Автор рецензии уделяет много внимания неточностям вышедших к этому времени томов французского перевода «Истории». В контексте мыслей о Шлецере и других критиках исторических источников (Г. С. Байере, А. X. Лерберге, Ф. И. Круге), много сделавших, по его мнению, для очищения русской истории от недостоверных фактов, рецензент решительно возражает против замены во фразе русского текста предисловия слов об «учености немецкой» на слова «ученость обширную», а также против исключения во французском переводе пространного рассуждения Карамзина об «источниках поэзии» для писателя и воображения для историка в древнейшей русской истории. Указания на эти неточности перевода также представляли собой скрытый упрек Карамзину. Современникам было хорошо известно, что историограф принимал участие в подготовке этого перевода. Тем самым рецензент компрометировал Карамзина, обвиняя его в том, что тот не захотел показать более «просвещенной» европейской общественности свои поиски баснословных схем древнейшей русской истории и то, чему он обязан немецким исследователям. Кроме того, указывая на пропуски в переводе предисловия, Каченовский недвусмысленно намекал и на то, что переводчики как бы «стыдились» «гиперборийскую», т. е. мнимую, «нашу ученость» показать искушенному европейскому читателю. Тем самым рецензент отрицал и европейскую значимость труда Карамзина.

Рецензия, опубликованная в «Вестнике Европы», поставила под сомнение труд историографа как серьезное историческое сочинение. Не «свет познаний», а «забава», которая может принести удовольствие вроде романа, — вот что представляет собой «История», если внимательно присмотреться к мыслям ее автора, изложенным в предисловии, — таков был вывод автора рецензии. В этом смысле он прямо говорит, что один из приемов исторического повествования Карамзина — «влагать» в уста исторических лиц речи, основанные на пересказе источников — безнадежно устаревший прием, лишь драматизирующий повествование, но не имеющий ничего общего с подлинным историческим рассказом.

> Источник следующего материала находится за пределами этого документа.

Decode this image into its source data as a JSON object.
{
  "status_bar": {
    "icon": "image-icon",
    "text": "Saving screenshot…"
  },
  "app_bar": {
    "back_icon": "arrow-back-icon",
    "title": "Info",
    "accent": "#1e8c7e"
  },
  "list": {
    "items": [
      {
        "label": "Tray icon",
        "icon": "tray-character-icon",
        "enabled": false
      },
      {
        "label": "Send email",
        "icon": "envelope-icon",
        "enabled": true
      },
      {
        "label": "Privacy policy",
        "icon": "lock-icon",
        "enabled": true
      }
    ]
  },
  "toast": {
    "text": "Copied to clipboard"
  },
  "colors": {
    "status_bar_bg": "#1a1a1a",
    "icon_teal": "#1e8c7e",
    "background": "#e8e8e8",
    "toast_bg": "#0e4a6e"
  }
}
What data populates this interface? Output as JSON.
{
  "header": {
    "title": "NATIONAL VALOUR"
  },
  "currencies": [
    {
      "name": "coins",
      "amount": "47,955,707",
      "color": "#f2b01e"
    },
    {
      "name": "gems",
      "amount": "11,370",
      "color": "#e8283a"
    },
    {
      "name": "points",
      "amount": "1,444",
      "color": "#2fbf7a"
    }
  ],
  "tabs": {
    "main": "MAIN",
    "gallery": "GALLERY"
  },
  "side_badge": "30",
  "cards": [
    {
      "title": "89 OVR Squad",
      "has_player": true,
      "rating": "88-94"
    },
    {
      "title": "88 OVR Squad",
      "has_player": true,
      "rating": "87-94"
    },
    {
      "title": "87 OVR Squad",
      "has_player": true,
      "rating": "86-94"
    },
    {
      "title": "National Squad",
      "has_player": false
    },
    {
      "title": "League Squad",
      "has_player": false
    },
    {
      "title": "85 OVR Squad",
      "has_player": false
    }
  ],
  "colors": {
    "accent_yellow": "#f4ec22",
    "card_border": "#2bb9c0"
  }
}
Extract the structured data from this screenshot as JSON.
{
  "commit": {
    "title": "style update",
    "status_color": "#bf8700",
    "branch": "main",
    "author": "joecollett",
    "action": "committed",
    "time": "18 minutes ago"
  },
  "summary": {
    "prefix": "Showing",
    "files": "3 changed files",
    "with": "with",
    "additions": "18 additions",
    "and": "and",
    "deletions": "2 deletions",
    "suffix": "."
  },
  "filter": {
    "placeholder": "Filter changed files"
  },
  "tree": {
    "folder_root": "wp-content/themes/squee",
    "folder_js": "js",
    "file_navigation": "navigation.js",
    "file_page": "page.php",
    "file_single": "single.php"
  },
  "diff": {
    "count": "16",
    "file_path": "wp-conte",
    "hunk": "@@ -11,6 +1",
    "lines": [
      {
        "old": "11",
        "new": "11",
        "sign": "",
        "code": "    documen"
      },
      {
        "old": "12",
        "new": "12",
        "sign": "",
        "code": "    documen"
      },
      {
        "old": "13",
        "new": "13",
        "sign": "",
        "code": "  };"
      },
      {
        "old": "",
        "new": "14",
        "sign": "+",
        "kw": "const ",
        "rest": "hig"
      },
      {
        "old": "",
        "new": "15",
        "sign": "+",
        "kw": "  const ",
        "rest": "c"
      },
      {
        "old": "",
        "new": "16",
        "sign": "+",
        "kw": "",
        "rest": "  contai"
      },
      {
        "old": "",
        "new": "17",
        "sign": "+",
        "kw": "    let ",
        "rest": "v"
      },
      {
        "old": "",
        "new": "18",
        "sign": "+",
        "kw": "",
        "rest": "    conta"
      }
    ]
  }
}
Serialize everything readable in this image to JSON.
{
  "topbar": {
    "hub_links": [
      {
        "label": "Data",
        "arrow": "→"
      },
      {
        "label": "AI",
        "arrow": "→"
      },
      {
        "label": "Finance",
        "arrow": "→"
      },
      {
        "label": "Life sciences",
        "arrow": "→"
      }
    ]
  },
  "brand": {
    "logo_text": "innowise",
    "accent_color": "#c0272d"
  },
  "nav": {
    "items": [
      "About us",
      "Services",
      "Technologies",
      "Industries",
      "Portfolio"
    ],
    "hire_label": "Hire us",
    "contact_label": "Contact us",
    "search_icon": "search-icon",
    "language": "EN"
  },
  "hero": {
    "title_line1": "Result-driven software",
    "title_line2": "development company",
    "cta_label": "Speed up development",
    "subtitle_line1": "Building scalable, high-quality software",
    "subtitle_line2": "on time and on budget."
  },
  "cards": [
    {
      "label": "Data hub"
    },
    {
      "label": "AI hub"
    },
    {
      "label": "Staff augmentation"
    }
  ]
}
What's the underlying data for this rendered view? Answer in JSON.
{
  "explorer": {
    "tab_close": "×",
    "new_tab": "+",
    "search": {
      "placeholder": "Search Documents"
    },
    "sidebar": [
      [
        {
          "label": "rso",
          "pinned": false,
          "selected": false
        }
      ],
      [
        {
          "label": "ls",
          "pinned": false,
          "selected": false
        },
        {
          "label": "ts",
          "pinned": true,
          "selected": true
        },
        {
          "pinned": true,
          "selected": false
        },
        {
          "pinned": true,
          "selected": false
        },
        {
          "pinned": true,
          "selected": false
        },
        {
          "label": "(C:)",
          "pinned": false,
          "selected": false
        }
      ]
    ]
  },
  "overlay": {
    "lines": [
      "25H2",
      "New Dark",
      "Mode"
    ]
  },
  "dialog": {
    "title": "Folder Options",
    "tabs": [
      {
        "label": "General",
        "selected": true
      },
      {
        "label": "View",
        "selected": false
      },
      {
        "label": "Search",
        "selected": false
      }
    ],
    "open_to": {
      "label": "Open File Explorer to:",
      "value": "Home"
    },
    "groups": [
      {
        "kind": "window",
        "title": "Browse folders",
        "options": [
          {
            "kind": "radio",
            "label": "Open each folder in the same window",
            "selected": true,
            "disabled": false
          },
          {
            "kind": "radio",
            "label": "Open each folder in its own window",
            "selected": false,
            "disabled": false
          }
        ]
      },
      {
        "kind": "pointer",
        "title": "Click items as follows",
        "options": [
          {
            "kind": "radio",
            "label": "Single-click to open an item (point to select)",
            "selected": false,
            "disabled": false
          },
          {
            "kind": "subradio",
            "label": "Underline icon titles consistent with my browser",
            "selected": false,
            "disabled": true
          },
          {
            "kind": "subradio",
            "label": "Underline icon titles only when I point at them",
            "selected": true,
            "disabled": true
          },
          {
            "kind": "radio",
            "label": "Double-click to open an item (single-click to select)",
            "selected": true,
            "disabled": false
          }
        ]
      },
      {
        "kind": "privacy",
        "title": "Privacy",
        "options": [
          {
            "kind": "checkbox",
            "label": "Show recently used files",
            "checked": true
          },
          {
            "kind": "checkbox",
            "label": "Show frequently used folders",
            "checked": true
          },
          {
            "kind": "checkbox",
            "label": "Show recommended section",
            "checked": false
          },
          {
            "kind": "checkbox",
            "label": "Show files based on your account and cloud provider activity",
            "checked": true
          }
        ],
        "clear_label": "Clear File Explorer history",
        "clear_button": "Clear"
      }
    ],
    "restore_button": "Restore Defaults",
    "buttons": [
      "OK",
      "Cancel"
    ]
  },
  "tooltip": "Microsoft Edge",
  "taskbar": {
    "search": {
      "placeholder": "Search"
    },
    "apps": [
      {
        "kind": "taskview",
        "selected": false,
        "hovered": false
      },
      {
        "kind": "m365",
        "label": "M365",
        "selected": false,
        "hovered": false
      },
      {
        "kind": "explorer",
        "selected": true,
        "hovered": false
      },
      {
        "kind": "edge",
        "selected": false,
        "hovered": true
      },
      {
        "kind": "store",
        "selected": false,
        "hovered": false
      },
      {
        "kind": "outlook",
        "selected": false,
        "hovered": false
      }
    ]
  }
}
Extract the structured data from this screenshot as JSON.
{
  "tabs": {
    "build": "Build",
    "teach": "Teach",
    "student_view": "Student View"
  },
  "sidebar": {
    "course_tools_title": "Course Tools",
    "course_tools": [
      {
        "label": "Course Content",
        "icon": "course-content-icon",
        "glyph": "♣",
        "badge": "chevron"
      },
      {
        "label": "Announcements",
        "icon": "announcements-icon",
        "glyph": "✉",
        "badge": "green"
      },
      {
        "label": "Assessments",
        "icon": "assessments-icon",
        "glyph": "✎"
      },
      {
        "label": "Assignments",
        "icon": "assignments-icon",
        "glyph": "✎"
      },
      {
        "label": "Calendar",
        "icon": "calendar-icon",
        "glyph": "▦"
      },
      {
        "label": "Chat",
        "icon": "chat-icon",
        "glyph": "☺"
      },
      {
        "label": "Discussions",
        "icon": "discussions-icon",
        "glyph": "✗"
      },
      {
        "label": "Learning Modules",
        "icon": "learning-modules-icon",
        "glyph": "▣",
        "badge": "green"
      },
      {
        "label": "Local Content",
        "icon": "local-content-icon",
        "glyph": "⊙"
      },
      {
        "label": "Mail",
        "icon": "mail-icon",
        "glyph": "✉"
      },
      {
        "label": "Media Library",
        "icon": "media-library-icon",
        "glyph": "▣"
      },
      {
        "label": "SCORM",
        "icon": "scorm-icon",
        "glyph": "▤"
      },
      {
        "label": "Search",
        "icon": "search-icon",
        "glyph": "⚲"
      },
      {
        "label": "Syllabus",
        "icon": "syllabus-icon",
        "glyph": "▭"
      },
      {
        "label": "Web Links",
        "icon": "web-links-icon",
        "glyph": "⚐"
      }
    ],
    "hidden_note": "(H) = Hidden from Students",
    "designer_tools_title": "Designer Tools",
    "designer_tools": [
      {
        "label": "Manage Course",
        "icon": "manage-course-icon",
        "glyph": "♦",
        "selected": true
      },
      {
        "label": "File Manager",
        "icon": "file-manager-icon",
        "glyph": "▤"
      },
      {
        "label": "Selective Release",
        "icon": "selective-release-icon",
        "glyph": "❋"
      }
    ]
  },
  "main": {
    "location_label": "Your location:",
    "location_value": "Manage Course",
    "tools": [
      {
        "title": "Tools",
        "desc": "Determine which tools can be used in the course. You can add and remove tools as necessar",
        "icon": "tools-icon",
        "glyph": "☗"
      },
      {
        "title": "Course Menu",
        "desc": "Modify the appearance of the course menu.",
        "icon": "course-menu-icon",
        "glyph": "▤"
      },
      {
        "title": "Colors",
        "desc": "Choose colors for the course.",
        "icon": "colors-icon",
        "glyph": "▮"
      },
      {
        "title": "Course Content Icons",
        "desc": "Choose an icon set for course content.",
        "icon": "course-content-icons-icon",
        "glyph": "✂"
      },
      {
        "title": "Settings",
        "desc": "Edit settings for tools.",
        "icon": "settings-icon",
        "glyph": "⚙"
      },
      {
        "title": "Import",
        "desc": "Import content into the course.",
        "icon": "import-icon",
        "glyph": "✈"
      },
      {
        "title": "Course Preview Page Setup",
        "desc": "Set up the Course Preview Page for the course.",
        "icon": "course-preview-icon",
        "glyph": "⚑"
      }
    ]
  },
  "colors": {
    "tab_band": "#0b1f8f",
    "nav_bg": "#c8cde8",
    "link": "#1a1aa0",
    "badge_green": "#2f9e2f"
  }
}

И тем не менее направленность рецензии была более широкой. Рецензия явно откликалась и на письма декабриста Орлова к Вяземскому, в частности на обвинения, адресованные им Карамзину, в «беспристрастном космополитизме», отсутствии патриотизма. Не вникая в подлинный смысл слов Орлова, подробно раскрытый им во втором письме к Вяземскому, сознательно искажая точку зрения Карамзина о влиянии патриотизма на историка (слова историографа об этом отнюдь нельзя понимать в том смысле, что патриотизм он ставил выше беспристрастия), Каченовский искусственно объединял кардинально противоположные позиции Орлова и Карамзина, пытался показать, что они якобы далеки от представлений о подлинно научном историческом труде.